Even then he'd been sure to stress that he'd done the right thing, even if they might not realize it. She was a danger to them all. If she'd stayed? She would have eventually killed them all.

She was too far gone.

Yet she had saved them from certain death at Terminus. She'd saved his life, his son's life, and the life of every other person who had ended up trapped in those train cars. She'd done it, just like she'd done everything else, with little thought about herself.

That was, perhaps, where they differed the most.

Rick felt, especially these days when he was left chewing over everything that had happened to them, that he'd barely stopped thinking about himself. He wondered if she'd ever started.

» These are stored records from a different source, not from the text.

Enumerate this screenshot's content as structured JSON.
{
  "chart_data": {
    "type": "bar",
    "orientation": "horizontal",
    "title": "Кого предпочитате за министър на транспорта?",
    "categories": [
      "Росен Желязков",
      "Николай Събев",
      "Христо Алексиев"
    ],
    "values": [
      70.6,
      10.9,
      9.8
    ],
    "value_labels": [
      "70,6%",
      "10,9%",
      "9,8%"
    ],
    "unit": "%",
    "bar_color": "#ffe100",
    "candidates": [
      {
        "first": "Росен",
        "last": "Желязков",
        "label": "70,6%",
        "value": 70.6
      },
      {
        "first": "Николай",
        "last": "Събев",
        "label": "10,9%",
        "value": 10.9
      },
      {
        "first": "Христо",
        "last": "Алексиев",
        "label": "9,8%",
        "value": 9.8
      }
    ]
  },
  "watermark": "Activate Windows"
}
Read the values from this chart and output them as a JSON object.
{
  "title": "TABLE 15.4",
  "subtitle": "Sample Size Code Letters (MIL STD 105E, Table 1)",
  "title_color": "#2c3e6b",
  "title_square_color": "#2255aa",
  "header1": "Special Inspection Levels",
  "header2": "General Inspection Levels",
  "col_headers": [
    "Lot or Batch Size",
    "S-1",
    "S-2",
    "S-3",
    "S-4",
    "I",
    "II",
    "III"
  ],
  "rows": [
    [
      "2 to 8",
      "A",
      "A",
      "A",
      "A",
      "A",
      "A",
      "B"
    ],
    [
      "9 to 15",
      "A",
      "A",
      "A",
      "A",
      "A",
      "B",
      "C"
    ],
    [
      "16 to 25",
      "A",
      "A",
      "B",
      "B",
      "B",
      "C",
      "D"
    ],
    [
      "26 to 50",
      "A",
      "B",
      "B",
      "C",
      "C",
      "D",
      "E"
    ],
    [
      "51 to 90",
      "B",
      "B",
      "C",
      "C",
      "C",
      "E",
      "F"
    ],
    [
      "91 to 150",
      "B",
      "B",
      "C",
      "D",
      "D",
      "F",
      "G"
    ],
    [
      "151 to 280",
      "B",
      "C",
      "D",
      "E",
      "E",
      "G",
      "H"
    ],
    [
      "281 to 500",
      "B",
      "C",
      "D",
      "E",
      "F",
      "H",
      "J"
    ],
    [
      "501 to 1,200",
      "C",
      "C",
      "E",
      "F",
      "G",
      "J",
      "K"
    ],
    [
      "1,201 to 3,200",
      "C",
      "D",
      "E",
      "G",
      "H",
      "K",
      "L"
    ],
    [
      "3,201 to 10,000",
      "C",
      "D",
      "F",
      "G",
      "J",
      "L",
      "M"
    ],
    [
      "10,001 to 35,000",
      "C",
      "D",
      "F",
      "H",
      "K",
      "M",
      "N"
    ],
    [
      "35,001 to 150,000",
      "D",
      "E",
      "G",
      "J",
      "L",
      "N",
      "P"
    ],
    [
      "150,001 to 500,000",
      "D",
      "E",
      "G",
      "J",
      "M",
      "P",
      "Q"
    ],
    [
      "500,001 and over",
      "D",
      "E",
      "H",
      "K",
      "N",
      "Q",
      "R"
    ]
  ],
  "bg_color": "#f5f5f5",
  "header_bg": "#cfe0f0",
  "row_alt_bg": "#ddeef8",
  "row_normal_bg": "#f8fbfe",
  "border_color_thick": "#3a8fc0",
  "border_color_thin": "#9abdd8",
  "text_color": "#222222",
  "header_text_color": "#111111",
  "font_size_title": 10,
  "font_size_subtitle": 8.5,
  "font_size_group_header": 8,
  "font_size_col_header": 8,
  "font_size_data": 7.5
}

She had delivered then, even after everything that he'd said to her, safe and sound, his daughter into his arms.

She had returned to him what he'd failed to return to her. She'd returned to him the very same child that he'd said she couldn't be trusted with.

Lately? He felt he couldn't trust himself entirely. He'd put that on her.

Since they'd left Grady Memorial Hospital, Rick had barely found it in himself to speak to her at all. The broken pieces of the story that he'd gotten from Daryl said that they'd followed the car in search of Beth—who they'd lost—because they'd seen it while near the edge of the road that night.

While near the edge of the road beside a car with a charged battery. While Carol had just so happened to have the few things she owned on her person.

Rick knew that she'd been planning to run. She'd been planning to leave. And what reason would she have to stay? He'd told her that no one wanted her there. He'd told her that they would hate her and they would turn on her. He'd told her that she wasn't welcome with the group and that no one wanted her there.

What reason would she ever have to stay?

He'd never found the way to tell her that he'd been wrong. He'd never found the way to tell her that he was sorry. He'd never told her that he'd been as afraid of himself as he was of anything else that they'd seen or done along the way. He'd never really apologized for sinking the blade in the most tender parts of herself that she'd left vulnerable and exposed to him.

He'd never told her that, even if he could speak for no one else, he never wanted her to leave. He only wanted her to stay.